Дикие груши
Шрифт:
И как же теперь должен поступить он, Сабур? Он ведь был вместе с Али. Правда, не разбивал часов и не доставал нож. Но и не остановил Али, не отговорил его, а даже поощрял… Если он не признается, вина Али от этого больше не станет. Али ведь сам скрыл от всех, что он был вместе с Сабуром. Что теперь делать? Как поступить?.. Не поможет ли ему дядя Мухтар?
О ЧЕЛОВЕКЕ ВЕДЬ РЕЧЬ…
В учительской разговоры шли не менее оживленные, чем в коридорах.
— Просто не могу понять, чего недостает современной молодежи? Нужды ни в чем не знают.
— Это вы правильно отметили: родители ни в чем не отказывают. В этом, наверное, вся беда. В этом — логичность и алогичность происходящего. Что может сделать школа без помощи родителей? — Сарат Магомедовна казалась очень расстроенной и возбужденной. — Почему этот проступок совершен не в школе? Да потому, что в школе ученики находятся все-таки под нашим контролем. А родители чересчур балуют своих отпрысков, потакают всем их прихотям. У Али Валиева родители же просто с головой ушли в собственные распри, им было не до мальчика.

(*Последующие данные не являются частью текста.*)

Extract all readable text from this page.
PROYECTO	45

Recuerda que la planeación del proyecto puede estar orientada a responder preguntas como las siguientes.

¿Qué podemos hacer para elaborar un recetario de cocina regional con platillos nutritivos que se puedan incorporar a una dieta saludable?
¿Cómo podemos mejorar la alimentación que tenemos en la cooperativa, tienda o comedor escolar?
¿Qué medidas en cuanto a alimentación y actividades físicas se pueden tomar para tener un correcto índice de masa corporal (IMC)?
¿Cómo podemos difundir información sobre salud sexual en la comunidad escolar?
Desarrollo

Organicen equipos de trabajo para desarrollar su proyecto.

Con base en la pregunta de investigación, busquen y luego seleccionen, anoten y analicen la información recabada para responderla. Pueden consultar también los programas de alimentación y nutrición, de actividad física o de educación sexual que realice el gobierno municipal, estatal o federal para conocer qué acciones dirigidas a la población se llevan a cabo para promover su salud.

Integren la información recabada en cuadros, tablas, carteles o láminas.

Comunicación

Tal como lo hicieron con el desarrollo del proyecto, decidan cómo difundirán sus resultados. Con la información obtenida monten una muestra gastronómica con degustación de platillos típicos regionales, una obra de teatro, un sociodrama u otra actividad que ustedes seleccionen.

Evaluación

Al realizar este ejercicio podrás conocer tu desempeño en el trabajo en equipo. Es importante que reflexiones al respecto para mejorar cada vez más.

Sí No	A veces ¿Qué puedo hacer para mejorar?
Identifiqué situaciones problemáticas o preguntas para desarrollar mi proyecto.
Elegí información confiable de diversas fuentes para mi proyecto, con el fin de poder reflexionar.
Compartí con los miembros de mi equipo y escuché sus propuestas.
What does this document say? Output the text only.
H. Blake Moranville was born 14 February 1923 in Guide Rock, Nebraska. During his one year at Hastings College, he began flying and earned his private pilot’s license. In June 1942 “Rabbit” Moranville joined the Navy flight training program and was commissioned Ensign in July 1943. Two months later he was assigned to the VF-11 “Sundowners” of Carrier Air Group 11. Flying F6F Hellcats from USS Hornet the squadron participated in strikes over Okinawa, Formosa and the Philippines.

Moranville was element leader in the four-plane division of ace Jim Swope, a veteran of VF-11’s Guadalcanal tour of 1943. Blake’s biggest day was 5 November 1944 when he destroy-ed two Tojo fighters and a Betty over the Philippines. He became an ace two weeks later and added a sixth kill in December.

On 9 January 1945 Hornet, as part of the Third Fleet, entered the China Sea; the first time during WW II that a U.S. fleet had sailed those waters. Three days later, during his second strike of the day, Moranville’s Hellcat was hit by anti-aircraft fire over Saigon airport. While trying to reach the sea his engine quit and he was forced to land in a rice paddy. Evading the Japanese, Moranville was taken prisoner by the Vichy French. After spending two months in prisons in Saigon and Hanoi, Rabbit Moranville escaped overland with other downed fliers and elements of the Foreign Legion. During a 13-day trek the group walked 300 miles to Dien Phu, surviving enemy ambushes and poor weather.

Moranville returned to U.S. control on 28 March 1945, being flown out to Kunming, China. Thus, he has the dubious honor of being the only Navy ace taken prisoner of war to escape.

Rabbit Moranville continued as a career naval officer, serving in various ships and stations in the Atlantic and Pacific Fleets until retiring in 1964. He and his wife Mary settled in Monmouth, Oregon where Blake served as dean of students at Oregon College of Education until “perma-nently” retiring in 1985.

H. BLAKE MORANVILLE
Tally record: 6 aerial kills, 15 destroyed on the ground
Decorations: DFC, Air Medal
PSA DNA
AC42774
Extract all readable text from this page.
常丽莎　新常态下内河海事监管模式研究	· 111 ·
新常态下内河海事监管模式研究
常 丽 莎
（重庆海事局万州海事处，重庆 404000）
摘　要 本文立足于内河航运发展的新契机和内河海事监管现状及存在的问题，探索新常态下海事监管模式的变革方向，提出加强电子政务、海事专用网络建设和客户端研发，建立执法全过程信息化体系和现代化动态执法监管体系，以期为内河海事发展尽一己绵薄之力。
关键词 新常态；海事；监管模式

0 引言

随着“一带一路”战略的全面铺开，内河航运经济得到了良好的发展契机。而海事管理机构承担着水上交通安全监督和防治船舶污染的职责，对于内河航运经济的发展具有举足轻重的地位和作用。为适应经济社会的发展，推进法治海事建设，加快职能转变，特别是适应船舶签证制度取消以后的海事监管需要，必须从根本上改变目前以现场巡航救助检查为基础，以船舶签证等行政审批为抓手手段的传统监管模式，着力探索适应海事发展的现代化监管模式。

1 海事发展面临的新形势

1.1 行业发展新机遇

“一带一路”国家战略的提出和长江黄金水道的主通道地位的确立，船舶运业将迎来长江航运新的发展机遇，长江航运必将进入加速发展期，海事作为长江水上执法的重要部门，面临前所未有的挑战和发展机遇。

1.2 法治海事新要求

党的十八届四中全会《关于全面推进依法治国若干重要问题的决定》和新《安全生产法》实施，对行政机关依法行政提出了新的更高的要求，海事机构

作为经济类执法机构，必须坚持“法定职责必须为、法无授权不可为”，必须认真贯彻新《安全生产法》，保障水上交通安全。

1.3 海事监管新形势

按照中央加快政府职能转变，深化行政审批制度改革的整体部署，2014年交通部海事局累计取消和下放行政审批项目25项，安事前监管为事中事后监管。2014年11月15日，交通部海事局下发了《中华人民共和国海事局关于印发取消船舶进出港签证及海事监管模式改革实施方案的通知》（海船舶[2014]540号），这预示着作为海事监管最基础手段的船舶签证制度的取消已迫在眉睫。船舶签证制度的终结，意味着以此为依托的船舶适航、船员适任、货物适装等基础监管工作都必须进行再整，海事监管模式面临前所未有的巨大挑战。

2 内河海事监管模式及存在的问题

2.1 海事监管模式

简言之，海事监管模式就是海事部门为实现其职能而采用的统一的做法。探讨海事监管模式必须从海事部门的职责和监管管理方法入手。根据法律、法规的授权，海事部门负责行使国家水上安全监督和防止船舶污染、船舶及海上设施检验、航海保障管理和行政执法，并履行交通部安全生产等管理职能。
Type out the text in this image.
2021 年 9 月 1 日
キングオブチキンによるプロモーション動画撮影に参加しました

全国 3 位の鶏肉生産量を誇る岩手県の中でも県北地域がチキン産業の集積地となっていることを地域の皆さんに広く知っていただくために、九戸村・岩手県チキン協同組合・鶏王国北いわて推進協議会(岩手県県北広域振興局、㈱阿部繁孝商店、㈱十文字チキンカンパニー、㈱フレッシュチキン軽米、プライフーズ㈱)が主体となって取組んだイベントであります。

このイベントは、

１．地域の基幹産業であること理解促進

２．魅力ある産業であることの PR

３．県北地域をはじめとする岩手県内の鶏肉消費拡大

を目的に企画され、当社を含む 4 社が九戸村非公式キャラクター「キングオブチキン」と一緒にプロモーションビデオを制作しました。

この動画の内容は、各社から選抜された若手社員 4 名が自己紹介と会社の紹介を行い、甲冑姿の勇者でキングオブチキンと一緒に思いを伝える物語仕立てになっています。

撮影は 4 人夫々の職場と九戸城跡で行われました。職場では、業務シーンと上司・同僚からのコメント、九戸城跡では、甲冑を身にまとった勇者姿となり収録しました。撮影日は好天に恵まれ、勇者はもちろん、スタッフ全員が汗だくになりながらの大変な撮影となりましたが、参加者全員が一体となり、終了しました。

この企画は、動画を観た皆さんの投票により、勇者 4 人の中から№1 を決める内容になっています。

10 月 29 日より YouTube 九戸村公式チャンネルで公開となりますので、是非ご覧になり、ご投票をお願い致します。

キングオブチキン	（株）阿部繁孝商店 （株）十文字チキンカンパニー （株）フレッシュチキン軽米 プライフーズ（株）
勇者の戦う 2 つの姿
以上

— Оно, может быть, и так, но ведь мы знаем Сабура и Али с самого детства. Они выросли на наших глазах. И я никак не могу поверить, что они способны совершить уголовное преступление, — сказал учитель физики.
— А кто вам сказал, что они совершили уголовное преступление? — спросила Хамис Хадисовна.
— К сожалению, это факт, — подтвердил Ахмед Мамедович. — Их действия квалифицируются именно так. Я в связи с этим готовлю приказ по школе об исключении Али и объявлении строгого выговора Сабуру.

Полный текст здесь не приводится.